The Atmosphere and What to Expect on Arrival
Approaching Hatsu from the tram stops along Údolní, the street's character sets expectations before you reach the door. This is not a venue positioned around spectacle. The dining environment on a street like this one tends toward the considered and the quiet: rooms where the cooking is the event, not the surroundings. That register suits an operator whose name suggests intention over extravagance.
For practical orientation: Hatsu is located at Údolní 567/33 in Brno-střed. Booking in advance is advisable for evening seatings; Brno's better independents tend to fill midweek as well as on weekends, particularly now that the city's domestic food press has begun covering the Střed district more consistently.

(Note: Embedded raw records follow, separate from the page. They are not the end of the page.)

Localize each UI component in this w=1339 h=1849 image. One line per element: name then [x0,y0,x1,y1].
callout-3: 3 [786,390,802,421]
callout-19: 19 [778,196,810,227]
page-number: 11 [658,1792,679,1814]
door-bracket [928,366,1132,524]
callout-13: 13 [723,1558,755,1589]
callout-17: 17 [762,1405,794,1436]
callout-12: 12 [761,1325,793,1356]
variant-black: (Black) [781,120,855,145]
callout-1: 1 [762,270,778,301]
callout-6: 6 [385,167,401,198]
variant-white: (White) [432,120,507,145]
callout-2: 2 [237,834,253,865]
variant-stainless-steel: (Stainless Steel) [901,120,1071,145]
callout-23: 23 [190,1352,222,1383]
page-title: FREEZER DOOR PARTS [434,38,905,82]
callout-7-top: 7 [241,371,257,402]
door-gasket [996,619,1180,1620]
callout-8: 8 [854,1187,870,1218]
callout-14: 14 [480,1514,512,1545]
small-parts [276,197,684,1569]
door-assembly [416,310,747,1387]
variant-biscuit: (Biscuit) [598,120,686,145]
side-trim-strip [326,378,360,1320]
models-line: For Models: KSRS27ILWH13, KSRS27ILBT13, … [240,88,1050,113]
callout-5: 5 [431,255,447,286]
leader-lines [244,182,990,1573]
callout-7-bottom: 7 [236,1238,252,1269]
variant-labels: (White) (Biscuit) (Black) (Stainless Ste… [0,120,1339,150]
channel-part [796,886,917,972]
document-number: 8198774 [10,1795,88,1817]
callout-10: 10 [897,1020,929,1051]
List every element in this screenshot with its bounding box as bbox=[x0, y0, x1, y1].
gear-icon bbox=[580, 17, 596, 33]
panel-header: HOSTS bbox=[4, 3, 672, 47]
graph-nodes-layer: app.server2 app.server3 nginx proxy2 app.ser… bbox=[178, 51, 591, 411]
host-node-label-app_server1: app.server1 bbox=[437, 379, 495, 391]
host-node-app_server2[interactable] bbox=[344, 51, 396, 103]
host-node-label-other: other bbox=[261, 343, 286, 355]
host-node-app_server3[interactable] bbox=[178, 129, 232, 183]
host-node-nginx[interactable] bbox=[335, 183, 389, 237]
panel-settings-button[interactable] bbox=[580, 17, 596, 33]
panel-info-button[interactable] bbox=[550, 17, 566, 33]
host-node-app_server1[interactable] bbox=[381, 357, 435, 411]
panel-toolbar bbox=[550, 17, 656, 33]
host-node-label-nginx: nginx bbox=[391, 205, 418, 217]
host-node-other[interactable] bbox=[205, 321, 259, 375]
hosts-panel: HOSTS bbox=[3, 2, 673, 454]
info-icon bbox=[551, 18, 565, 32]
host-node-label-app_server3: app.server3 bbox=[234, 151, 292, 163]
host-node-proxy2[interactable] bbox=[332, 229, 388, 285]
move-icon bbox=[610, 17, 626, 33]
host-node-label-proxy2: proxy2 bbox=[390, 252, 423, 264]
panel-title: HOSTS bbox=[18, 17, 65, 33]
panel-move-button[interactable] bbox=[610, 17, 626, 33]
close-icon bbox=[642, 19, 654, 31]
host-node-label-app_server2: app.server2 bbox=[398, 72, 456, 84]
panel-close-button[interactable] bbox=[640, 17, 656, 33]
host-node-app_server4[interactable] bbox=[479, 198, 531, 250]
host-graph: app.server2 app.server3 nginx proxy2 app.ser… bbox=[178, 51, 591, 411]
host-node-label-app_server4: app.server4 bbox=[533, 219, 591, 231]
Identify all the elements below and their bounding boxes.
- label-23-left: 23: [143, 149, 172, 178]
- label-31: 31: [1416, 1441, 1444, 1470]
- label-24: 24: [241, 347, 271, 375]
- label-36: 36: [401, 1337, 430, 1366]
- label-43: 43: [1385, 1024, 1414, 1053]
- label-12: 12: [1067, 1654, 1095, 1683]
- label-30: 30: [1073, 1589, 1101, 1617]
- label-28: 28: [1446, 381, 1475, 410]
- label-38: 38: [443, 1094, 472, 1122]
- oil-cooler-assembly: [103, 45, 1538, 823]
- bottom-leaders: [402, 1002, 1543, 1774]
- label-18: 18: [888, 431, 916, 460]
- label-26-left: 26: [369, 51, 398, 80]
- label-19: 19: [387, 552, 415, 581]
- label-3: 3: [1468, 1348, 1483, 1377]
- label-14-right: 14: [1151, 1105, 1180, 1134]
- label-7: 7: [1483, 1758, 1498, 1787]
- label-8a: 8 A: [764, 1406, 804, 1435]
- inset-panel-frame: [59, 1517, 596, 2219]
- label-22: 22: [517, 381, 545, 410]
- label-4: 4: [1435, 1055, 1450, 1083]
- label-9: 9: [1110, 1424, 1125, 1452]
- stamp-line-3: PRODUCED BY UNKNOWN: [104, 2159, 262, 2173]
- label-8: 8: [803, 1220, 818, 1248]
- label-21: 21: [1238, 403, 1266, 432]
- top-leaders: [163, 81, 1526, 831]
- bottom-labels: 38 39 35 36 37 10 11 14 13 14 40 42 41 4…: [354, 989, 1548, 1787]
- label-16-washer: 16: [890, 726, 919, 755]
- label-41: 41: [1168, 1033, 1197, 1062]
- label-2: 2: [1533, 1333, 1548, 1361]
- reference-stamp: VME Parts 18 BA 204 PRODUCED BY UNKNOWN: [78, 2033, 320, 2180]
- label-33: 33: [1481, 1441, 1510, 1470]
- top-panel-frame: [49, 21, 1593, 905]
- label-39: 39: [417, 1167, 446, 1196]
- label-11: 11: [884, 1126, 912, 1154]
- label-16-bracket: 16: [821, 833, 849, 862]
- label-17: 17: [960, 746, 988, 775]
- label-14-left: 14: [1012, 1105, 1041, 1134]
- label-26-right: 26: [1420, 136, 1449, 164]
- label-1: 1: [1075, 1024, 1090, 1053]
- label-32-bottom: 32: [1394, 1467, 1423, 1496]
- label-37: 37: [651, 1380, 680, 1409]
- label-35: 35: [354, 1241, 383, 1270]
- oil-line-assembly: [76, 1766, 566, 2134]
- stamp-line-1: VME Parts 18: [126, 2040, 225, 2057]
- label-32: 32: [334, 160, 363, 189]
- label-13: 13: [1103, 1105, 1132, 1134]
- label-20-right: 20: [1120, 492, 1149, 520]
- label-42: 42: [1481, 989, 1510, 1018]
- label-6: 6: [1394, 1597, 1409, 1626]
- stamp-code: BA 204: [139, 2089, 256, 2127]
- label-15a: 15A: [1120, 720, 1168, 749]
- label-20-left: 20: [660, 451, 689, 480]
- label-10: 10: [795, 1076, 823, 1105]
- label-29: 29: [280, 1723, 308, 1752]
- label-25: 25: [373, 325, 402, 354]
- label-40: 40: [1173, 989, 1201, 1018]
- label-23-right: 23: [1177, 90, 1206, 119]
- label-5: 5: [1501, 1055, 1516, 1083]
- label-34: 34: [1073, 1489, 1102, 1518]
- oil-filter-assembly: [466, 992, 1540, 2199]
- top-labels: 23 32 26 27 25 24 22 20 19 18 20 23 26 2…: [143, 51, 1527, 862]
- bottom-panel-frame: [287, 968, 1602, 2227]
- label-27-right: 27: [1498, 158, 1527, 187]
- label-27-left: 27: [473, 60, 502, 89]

Wider Czech Dining Context for the Curious Visitor
Visitors who plan to eat well across the Czech Republic will find that the country's dining range extends well beyond Prague and Brno. Hello Vietnam in Karlovy Vary represents the kind of specialist immigrant-cuisine operation that has filled gaps in regional Czech dining. Gokana Japanese restaurant in Ostrava signals the same appetite for specific, non-Central-European formats in second-tier Czech cities. La Chica in Plzen and Restaurace Dr.Grill in Havirov fill out a picture of Czech regional dining that is more varied than Prague-focused coverage typically suggests. ARRIGŌ in Děčín is worth noting for visitors moving through northern Bohemia. For a full picture of what Brno's dining scene currently offers, EP Club's full Brno restaurants guide maps the city's independent sector in more detail.
At a Glance
- Modern
- Intimate
- Date Night
- Casual Hangout
- Open Kitchen
- Sake Program
Intimate Japanese-style dining with separate curtained tables creating a cozy, authentic atmosphere.